When it comes to being wealthy, the more the merrier.


As Stossel notes, "It would be a sad world if one person's economic success depended on another's failure."

But then, that's the entire premise of leftist [pseudo]economics where prosperity is actually the last thing they want.

So, who are the people afraid of prosperity?

Naomi Klein for one.

Take a look at her article, "Disowned by the Ownership Society" :
It was always tempting to dismiss the ownership society as an empty slogan--"hokum" as former Labor Secretary Robert Reich put it. But the ownership society was quite real. It was the answer to a roadblock long faced by politicians favoring policies to benefit the wealthy. The problem boiled down to this: people tend to vote their economic interests. Even in the wealthy United States, most people earn less than the average income. That means it is in the interest of the majority to vote for politicians promising to redistribute wealth from the top down. [emphasis mine]


She get's a failing grade in mathematics; as well as one in economics. (Did this woman actually go to college?)

Where but in America could someone of her clearly limited intellect make so much money, rising to the 'elevated' position of leftist intellectual? But Naomi is still grumpy and not happy or in the least bit grateful for her good fortune.

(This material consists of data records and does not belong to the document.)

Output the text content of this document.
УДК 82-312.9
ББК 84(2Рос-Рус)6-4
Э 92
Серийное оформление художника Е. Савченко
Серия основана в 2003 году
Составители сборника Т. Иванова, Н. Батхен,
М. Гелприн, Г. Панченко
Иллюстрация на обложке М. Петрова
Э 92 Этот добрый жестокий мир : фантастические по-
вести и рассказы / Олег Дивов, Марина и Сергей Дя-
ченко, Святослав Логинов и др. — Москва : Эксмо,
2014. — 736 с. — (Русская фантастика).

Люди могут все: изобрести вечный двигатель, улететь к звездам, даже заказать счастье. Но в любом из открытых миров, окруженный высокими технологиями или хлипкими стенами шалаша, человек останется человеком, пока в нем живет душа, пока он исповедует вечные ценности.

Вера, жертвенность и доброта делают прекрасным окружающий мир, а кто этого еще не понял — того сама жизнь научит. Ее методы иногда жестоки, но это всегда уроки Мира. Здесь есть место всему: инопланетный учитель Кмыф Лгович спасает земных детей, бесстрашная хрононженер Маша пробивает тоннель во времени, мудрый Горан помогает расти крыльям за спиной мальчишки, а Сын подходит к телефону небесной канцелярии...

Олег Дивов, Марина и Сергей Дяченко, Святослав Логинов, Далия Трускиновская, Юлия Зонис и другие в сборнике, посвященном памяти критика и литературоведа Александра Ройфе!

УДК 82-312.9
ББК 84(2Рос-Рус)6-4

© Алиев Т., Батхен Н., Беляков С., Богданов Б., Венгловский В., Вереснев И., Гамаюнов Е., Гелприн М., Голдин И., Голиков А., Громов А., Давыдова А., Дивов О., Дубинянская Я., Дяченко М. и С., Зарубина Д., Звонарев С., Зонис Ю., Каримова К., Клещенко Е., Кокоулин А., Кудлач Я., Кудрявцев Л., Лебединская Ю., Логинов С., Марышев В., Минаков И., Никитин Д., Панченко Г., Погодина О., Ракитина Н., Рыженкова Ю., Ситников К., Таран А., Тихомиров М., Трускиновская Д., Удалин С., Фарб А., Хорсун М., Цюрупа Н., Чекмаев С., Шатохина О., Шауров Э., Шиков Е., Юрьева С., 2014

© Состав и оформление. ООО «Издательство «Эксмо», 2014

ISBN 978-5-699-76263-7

What I like best about this particular editorial (besides the obvious mathematical expertise) is her contemptuous and sneering attitude toward "the wealthy", as she mouths the usual leftist platitudes about 'redistributing wealth' and all the other tired, old marxist strategies that worked so very well in the old Soviet Union; and continue to make everyone poor and miserable (except Castro and his cronies) in Cuba. It's also working really really well in Venezuela as that country faces the reality of food shortages and an economy going down the toilet.

Of course, Klein and her fellow travelers would like you to believe that it is the U.S. economy that is going down the toilet, because of Bush and the Republicans. Her latest evidence is the bursting of the housing bubble. But people like her have been predicting the same old doom and gloom for the entire 8 years of Bush's Presidency. There is certainly a significant readjustment in the market going on right now, but anyone who didn't see this coming hasn't been paying attention.

It's hardly the end of the world economically. But people like Naomi Klein have been seizing on anything they can find in order to grasp for the power over others they so desperately desire. If they had their way, the "ownership society" would be transformed into a society where "elite" intellectuals--like Klein who is essentially soulmate with dear leaders like Fidel and Hugo-- believe they are endowed with the divine right to determine what everyone else is entitled to own.

John Stossel asks, "Who's afraid of prosperity?" and the answer is clear: Those who claim to "champion" the poor--by insuring that they will always be poor; i.e., all those second-rate intellects like Klein, whose want to 'redistribute' YOUR wealth. In other words, those same people whose self-indulgent, utopian fantasies caused more human misery, abject poverty and death than could have ever been imagined in the last century; and who are making really progressive gains to outdo themselves in this one.

Oh, Klein deserves an "F" in history, too.

UPDATE: The average American family income has risen steadily since 1967. Also, the average household income is in the $70K range, while the median is in the $40-50K range (half the population above and half below). The poverty income level for a family of four is about $17K. No single statistic can reflect the complex relationships between net worth (which depends on the value of one's home, for example), income and other economic factors (i.e. amount of taxes paid). However, the trend is unmistakably up for American families. By contrast, Cuba's average household income is between $1000-2000. That's what happens when wealth is 'redistributed' by the know-it-all elites.